A close look at RBI data on ATMs deployed by foreign banks across geographies reveal a fall of almost 18 per cent in three years between 2014 and 2017. The actual number of terminals fell to 934 in the quarter to September from 995 in the year-ago quarter.
This number was 1,141 in September of 2014. Having closed their retail operations, banks like the UK-based Royal Bank of Scotland and South African FirstRand Bank have also shut their ATMs. Larger lenders like Standard Chartered, Citibank and HSBC have also reduced their ATM count.
While Standard Chartered has reduced its ATM network to 223 from 279 in 2014, Citi Bank reduced it to 549 from 577 during the same period and HSBC Bank reduced it to 100 from 143, RBI numbers showed.
During the same period, other banks have gone on to expand their ATM network. Public sector banks, which deployed 1.2 lakh terminals in 2014, now have 1.4 lakh terminals. Even private sector banks have deployed 59,365 terminals in September 2017 against 50,000 terminals three years ago.
"Yes, we have also seen a fall in the number of ATM orders from foreign banks and we believe that is mainly due to stress that these banks are under globally," said Loney Antony, managing director of Hitachi Payments, which deploys and manages ATMs in the country. "With low interchange regime in India, they find it more profitable to leverage the ATM network of other banks for their customers."

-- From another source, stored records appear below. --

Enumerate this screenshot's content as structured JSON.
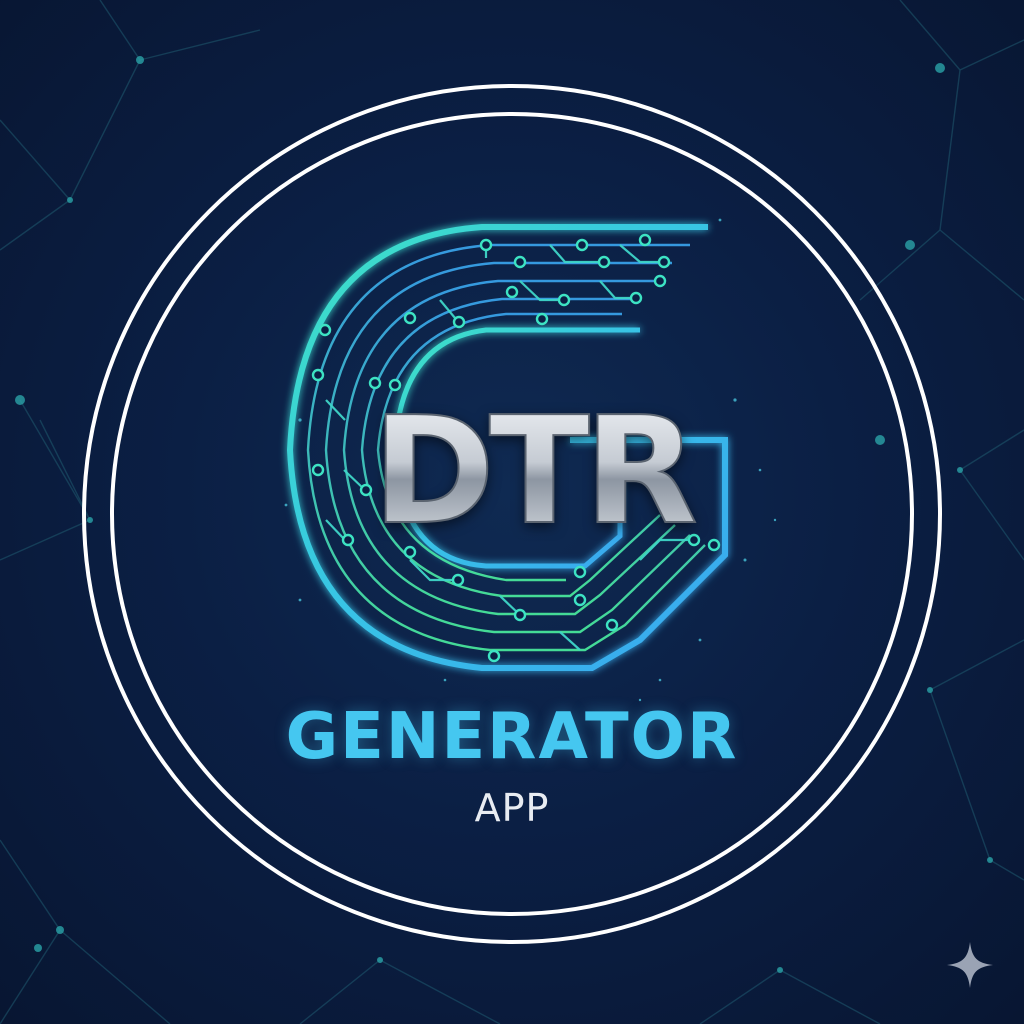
{
  "brand": {
    "monogram": "DTR",
    "name": "GENERATOR",
    "subtitle": "APP"
  },
  "icons": {
    "emblem": "circuit-g-icon",
    "corner": "sparkle-icon"
  },
  "colors": {
    "background": "#0b1f44",
    "ring": "#ffffff",
    "circuit_teal": "#3de3c3",
    "circuit_blue": "#3ab4f0",
    "title": "#45c7f0",
    "subtitle": "#e8ecf2",
    "monogram_silver": "#c9ced6"
  }
}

Bankers say in the first few years, foreign banks were going big on ATMs as it was a major product differentiator in comparison to normal branches of other banks, but that type of an advantage has died with other banks catching up on ATM deployments. Also, initially with the regulatory restrictions on branch expansion, ATMs were a more favourable means of reaching out to customers. Now with everything going digital, banks are relying more on smartphones to attract customers.

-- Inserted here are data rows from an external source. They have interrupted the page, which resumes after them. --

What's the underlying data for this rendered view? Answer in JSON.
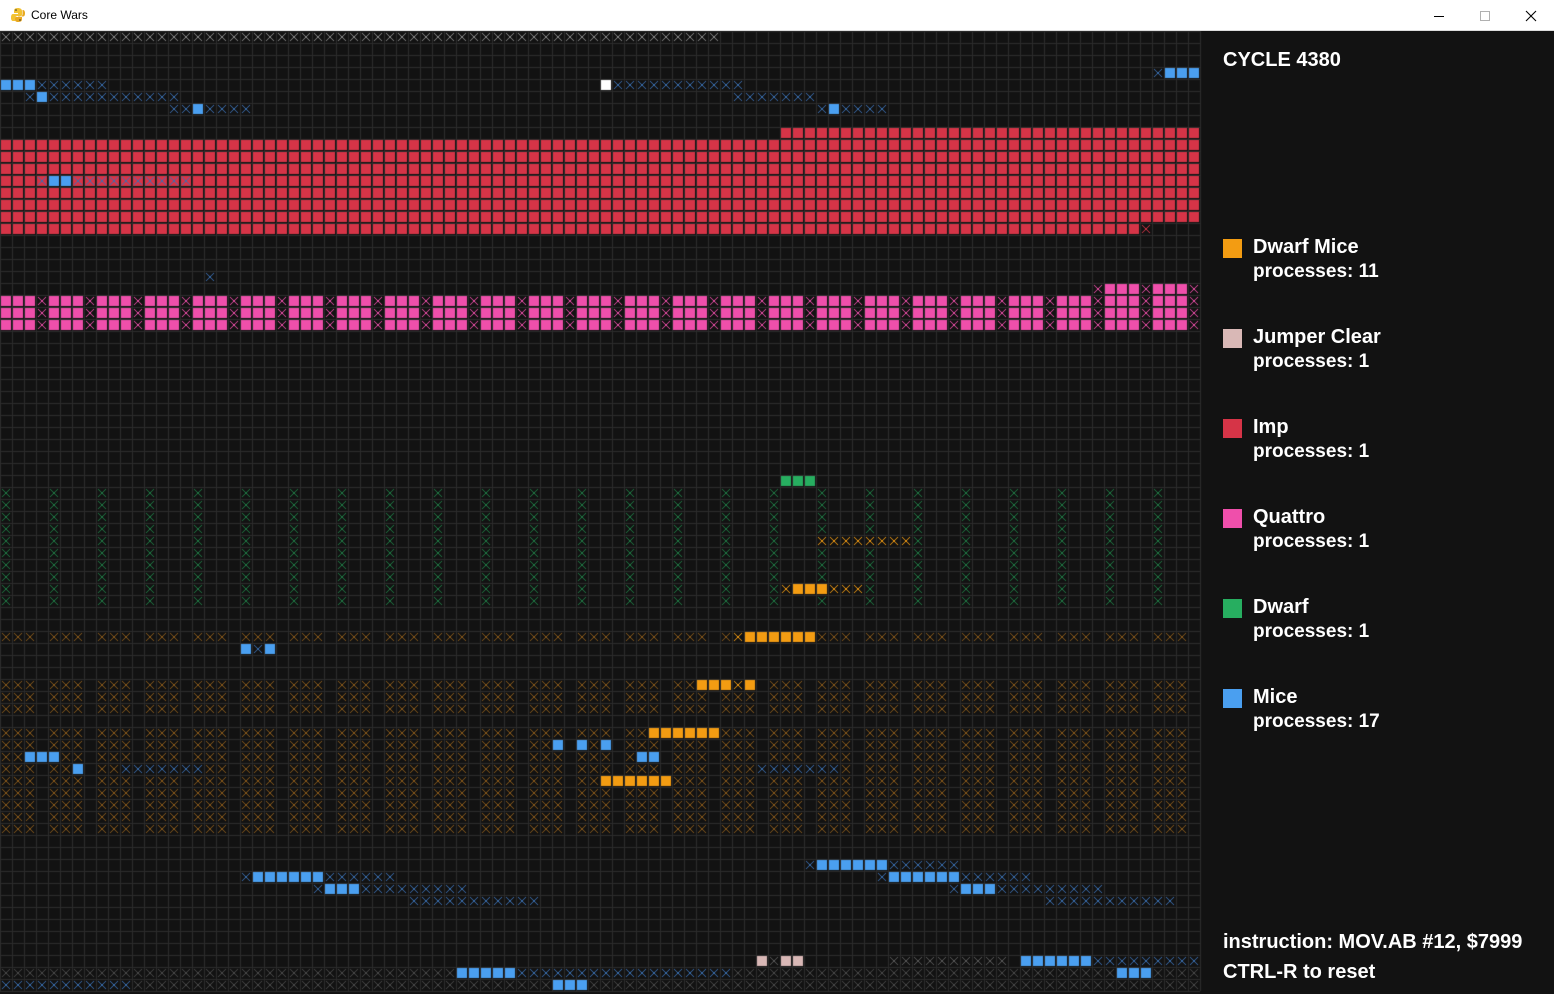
{
  "window": {
    "title": "Core Wars",
    "controls": {
      "minimize": "minimize-icon",
      "maximize": "maximize-icon",
      "close": "close-icon"
    }
  },
  "colors": {
    "background": "#121212",
    "grid": "#2c2c2c",
    "accent_white": "#ffffff"
  },
  "status": {
    "cycle_label": "CYCLE 4380"
  },
  "legend": [
    {
      "name": "Dwarf Mice",
      "processes": "processes: 11",
      "color": "#f39c12"
    },
    {
      "name": "Jumper Clear",
      "processes": "processes: 1",
      "color": "#d9b8b6"
    },
    {
      "name": "Imp",
      "processes": "processes: 1",
      "color": "#d63447"
    },
    {
      "name": "Quattro",
      "processes": "processes: 1",
      "color": "#ef4fab"
    },
    {
      "name": "Dwarf",
      "processes": "processes: 1",
      "color": "#27ae60"
    },
    {
      "name": "Mice",
      "processes": "processes: 17",
      "color": "#4a9ff0"
    }
  ],
  "footer": {
    "instruction": "instruction: MOV.AB #12, $7999",
    "reset_hint": "CTRL-R to reset"
  }
}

"The client base for foreign banks is different. They are tech savvy. ATMs have a cost to it, rentals, machine leases and network charges. Each ATM costs ?1 lakh per month. So, if customers don't use it, it does not break even and is a cost burden," said Rohit Wahi, India CEO at FirstRand Bank. Foreign lenders with a thin network like Singapore-based DBS Bank are promoting digital banking in a big way.